Così anche per la gestione della crisi del vaiolo degli anni settanta, una malattia contagiosa di origine virale, fatale nel 30% dei casi, fu comunicato solo ciò che necessario, con i metodi più adatti alla società di allora. La situazione degli anni settanta era, per il comune cittadino, molto più vicina alla concezione delle campagne ottocentesche di igiene e pulizia medica che alle predisposizioni limitative della mobilità in uno scenario globalizzato. Nonostante ciò pare utile evidenziare che proprio l’Italia, già nell’Ottocento, in quelle aree che fino a qualche giorno fa erano li cuore della zona rossa dell’epidemia Covid-19, aveva costituito un modello antesignano delle metodologie europee; proprio ciò che oggi definiamo management sanitario per gestione epidemica, approntamento dei materiali necessari e creazione delle procedure di controllo emergenziale.
Nel 1809, il medico Luigi Sacco (1769-1836) di Varese aveva reso l’allora Regno d’Italia (dal 1805 divenuto tale, dopo essere stato Repubblica cisalpina e Repubblica italiana) il primo Paese in Europa per le misure più stringenti: “Io ho esteso nel Regno d’Italia la pratica di questo innesto assai più che non si è fatto negli altri stati di Europa.

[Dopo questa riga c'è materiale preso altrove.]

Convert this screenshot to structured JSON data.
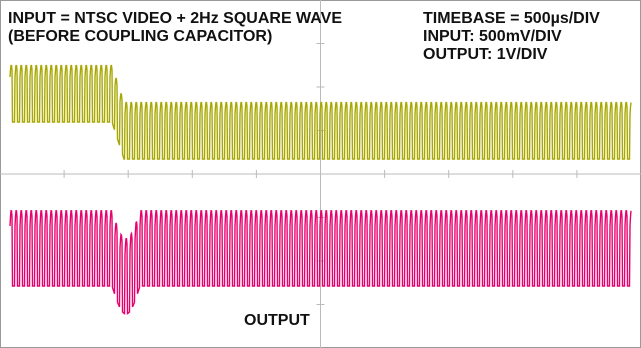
{
  "chart_data": {
    "type": "line",
    "title": "",
    "annotations": {
      "input_line1": "INPUT = NTSC VIDEO + 2Hz SQUARE WAVE",
      "input_line2": "(BEFORE COUPLING CAPACITOR)",
      "timebase": "TIMEBASE = 500µs/DIV",
      "input_scale": "INPUT: 500mV/DIV",
      "output_scale": "OUTPUT: 1V/DIV",
      "output_label": "OUTPUT"
    },
    "grid": true,
    "grid_divisions": {
      "x": 10,
      "y": 8
    },
    "series": [
      {
        "name": "INPUT",
        "color": "#a8a800"
      },
      {
        "name": "OUTPUT",
        "color": "#e8006e"
      }
    ]
  }
}
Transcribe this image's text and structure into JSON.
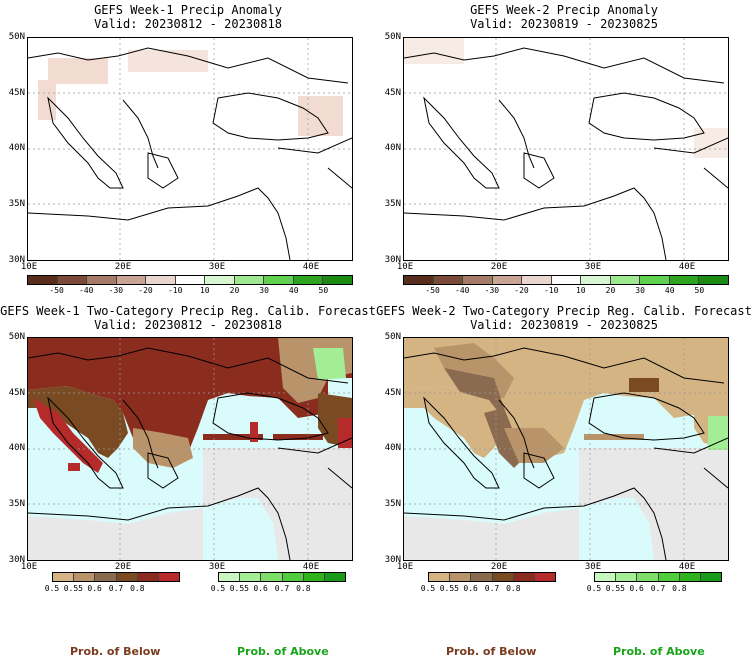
{
  "panels": [
    {
      "title": "GEFS Week-1 Precip Anomaly",
      "valid": "Valid: 20230812 - 20230818"
    },
    {
      "title": "GEFS Week-2 Precip Anomaly",
      "valid": "Valid: 20230819 - 20230825"
    },
    {
      "title": "GEFS Week-1 Two-Category Precip Reg. Calib. Forecast",
      "valid": "Valid: 20230812 - 20230818"
    },
    {
      "title": "GEFS Week-2 Two-Category Precip Reg. Calib. Forecast",
      "valid": "Valid: 20230819 - 20230825"
    }
  ],
  "axes": {
    "lat_labels": [
      "50N",
      "45N",
      "40N",
      "35N",
      "30N"
    ],
    "lon_labels": [
      "10E",
      "20E",
      "30E",
      "40E"
    ]
  },
  "anomaly_colorbar": {
    "ticks": [
      "-50",
      "-40",
      "-30",
      "-20",
      "-10",
      "10",
      "20",
      "30",
      "40",
      "50"
    ],
    "colors": [
      "#5a2e1e",
      "#7b4a38",
      "#a67a68",
      "#c9a596",
      "#ebd6ce",
      "#ffffff",
      "#d6f5d0",
      "#9ee890",
      "#5ed14e",
      "#2ea31f",
      "#1a8a10"
    ]
  },
  "below_colorbar": {
    "ticks": [
      "0.5",
      "0.55",
      "0.6",
      "0.7",
      "0.8"
    ],
    "colors": [
      "#d4b483",
      "#b9946a",
      "#8a6b4f",
      "#7a4a22",
      "#8b2d1e",
      "#b52a2a"
    ]
  },
  "above_colorbar": {
    "ticks": [
      "0.5",
      "0.55",
      "0.6",
      "0.7",
      "0.8"
    ],
    "colors": [
      "#c8f7c0",
      "#a3ee95",
      "#7ddf6a",
      "#51cc3d",
      "#2fb21c",
      "#19991a"
    ]
  },
  "legend": {
    "below_label": "Prob. of Below",
    "above_label": "Prob. of Above",
    "below_color": "#7a3b1f",
    "above_color": "#19a319"
  },
  "colors": {
    "sea_cyan": "#d9fbfb",
    "no_data_gray": "#e8e8e8"
  }
}
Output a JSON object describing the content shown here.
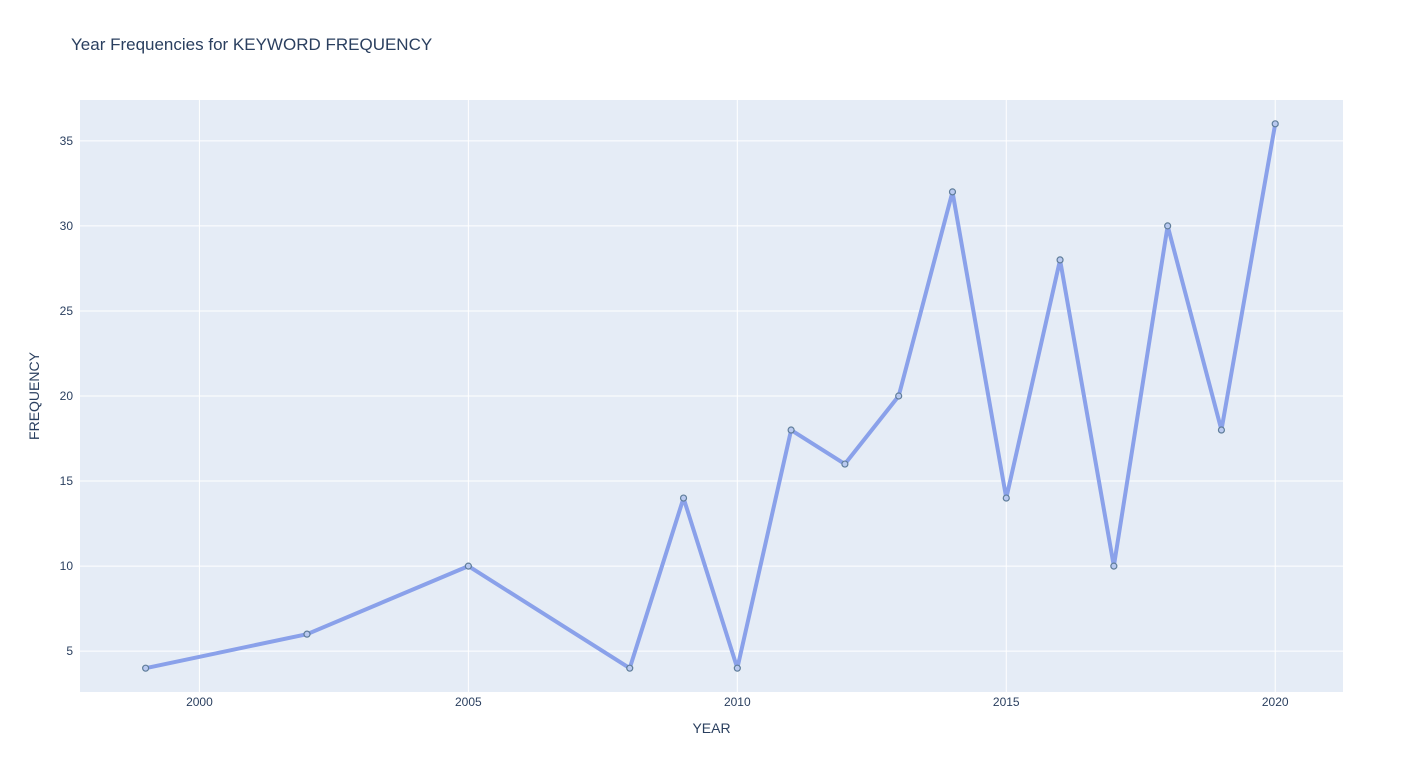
{
  "chart_data": {
    "type": "line",
    "title": "Year Frequencies for KEYWORD FREQUENCY",
    "xlabel": "YEAR",
    "ylabel": "FREQUENCY",
    "x": [
      1999,
      2002,
      2005,
      2008,
      2009,
      2010,
      2011,
      2012,
      2013,
      2014,
      2015,
      2016,
      2017,
      2018,
      2019,
      2020
    ],
    "series": [
      {
        "values": [
          4,
          6,
          10,
          4,
          14,
          4,
          18,
          16,
          20,
          32,
          14,
          28,
          10,
          30,
          18,
          36
        ]
      }
    ],
    "xlim": [
      1997.78,
      2021.26
    ],
    "ylim": [
      2.6,
      37.4
    ],
    "xticks": [
      2000,
      2005,
      2010,
      2015,
      2020
    ],
    "yticks": [
      5,
      10,
      15,
      20,
      25,
      30,
      35
    ],
    "grid": true,
    "legend": false,
    "colors": {
      "plot_bg": "#e5ecf6",
      "grid": "#ffffff",
      "line": "#8aa1ea",
      "marker_fill": "#b9c9f0",
      "marker_edge": "#5f7d9a",
      "text": "#2a3f5f"
    }
  }
}
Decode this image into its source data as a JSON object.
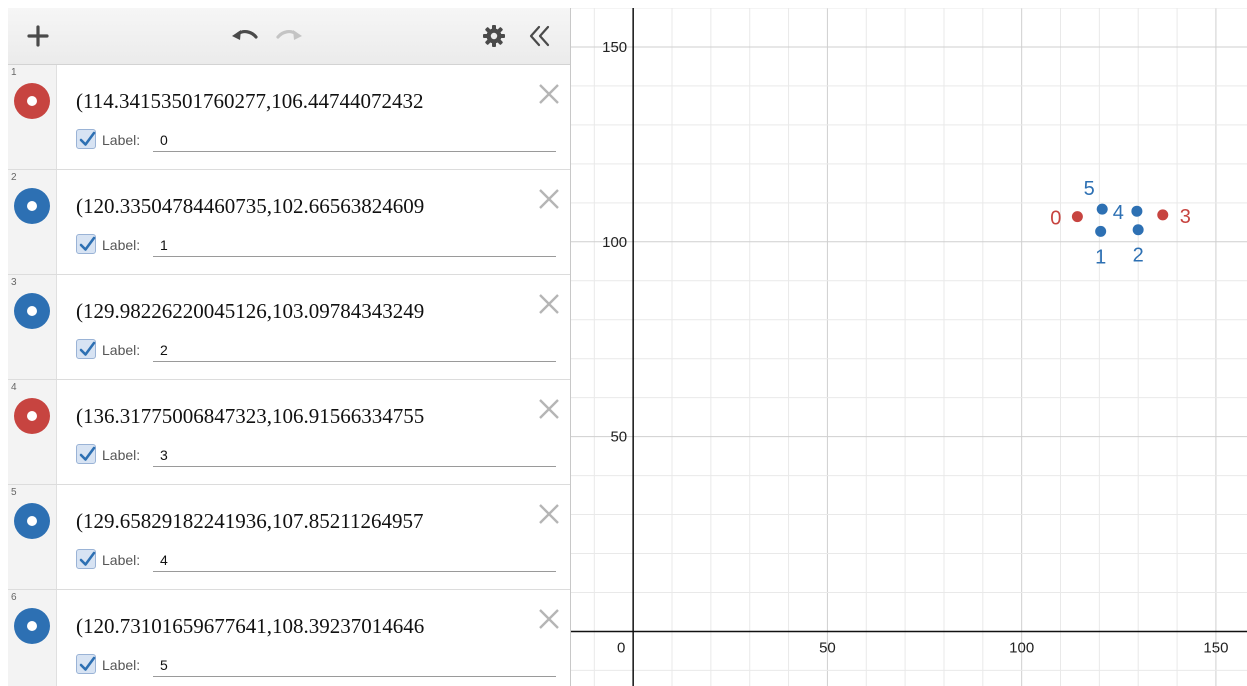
{
  "toolbar": {
    "add_icon": "plus-icon",
    "undo_icon": "undo-icon",
    "redo_icon": "redo-icon",
    "settings_icon": "gear-icon",
    "collapse_icon": "double-chevron-left-icon"
  },
  "expressions": [
    {
      "index": "1",
      "text": "(114.34153501760277,106.44744072432",
      "label_text": "Label:",
      "label": "0",
      "color": "#c74440",
      "x": 114.34153501760277,
      "y": 106.4474407243
    },
    {
      "index": "2",
      "text": "(120.33504784460735,102.66563824609",
      "label_text": "Label:",
      "label": "1",
      "color": "#2d70b3",
      "x": 120.33504784460735,
      "y": 102.6656382461
    },
    {
      "index": "3",
      "text": "(129.98226220045126,103.09784343249",
      "label_text": "Label:",
      "label": "2",
      "color": "#2d70b3",
      "x": 129.98226220045126,
      "y": 103.0978434325
    },
    {
      "index": "4",
      "text": "(136.31775006847323,106.91566334755",
      "label_text": "Label:",
      "label": "3",
      "color": "#c74440",
      "x": 136.31775006847323,
      "y": 106.9156633476
    },
    {
      "index": "5",
      "text": "(129.65829182241936,107.85211264957",
      "label_text": "Label:",
      "label": "4",
      "color": "#2d70b3",
      "x": 129.65829182241936,
      "y": 107.8521126496
    },
    {
      "index": "6",
      "text": "(120.73101659677641,108.39237014646",
      "label_text": "Label:",
      "label": "5",
      "color": "#2d70b3",
      "x": 120.73101659677641,
      "y": 108.3923701465
    }
  ],
  "graph": {
    "x_ticks": [
      "0",
      "50",
      "100",
      "150"
    ],
    "y_ticks": [
      "50",
      "100",
      "150"
    ],
    "xlim": [
      -16,
      158
    ],
    "ylim": [
      -14,
      160
    ],
    "grid": true
  }
}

Io stesso ho vaccinato più di cinquecentomila individui ed altri novecentomila sono gl’innestati dai professori a ciò deputati”.
Una completa analisi del caso è stata svolta dal professore Alessandro Porro dell’Università di Brescia, docente di Storia della medicina. Anche in quel caso, quelle che oggi si definiscono fake news rappresentarono il maggiore ostacolo per l’operazione sanitaria. Numerosi pamphlet diffondevano il timore che la vaccinazione portasse ad assumere una riduzione dell’umanità fino all’assunzione dei tratti animali (nei disegni satirici si presentava la crescita delle corna nelle persone), come rilevato dal professor Porro. Si immagini che Sacco ricorse alla diffusione di una controinformazione affidandosi a un testo del vescovo di Goldstat: “Omelia sopra il Vangelo della XIII Domenica dopo la Pentecoste, in cui si parla dell’utile scoperta dell’innesto del Vajuolo vaccino recitata dal vescovo di Goldstat dalla tedesca nell’italiana lingua trasportata”.
Sacco comprese che la fonte del convincimento sia solo parzialmente il contenuto scientifico quanto piuttosto l’autorevolezza della fonte di diffusione dell’informazione. Giunse perciò ad utilizzare l’autorevole parere di un importante membro dell’autorità ecclesiastica per convincere della validità della proposta di vaccinazione. La campagna proseguì con risultati tangibili nel territorio di competenza, impiegando ogni metodo di comunicazione efficace: ovvero comunicazioni mediche “unite a una omelia scritta da un zelante vescovo su questo oggetto”. Fu chiaro fin da allora che la fonte del messaggio comunicato incida, seppure in presenza di confusione comunicativa, anche nei momenti di maggiore crisi per emergenza sanitaria.
La campagna di vaccinazioni raggiunse nel territorio un milione e cinquecentomila vaccinati nel 1809, migliaia di vite salvate da un metodo di comunicazione integrato nella progettazione del sistema di emergenza sanitaria. Un modello per l’intera Europa di contenimento emergenziale con un’operazione in cui la comunicazione svolse il ruolo di elemento trainante della campagna. Ciò che più risulta di interesse è che il vescovo di Goldstat non sia mai esistito.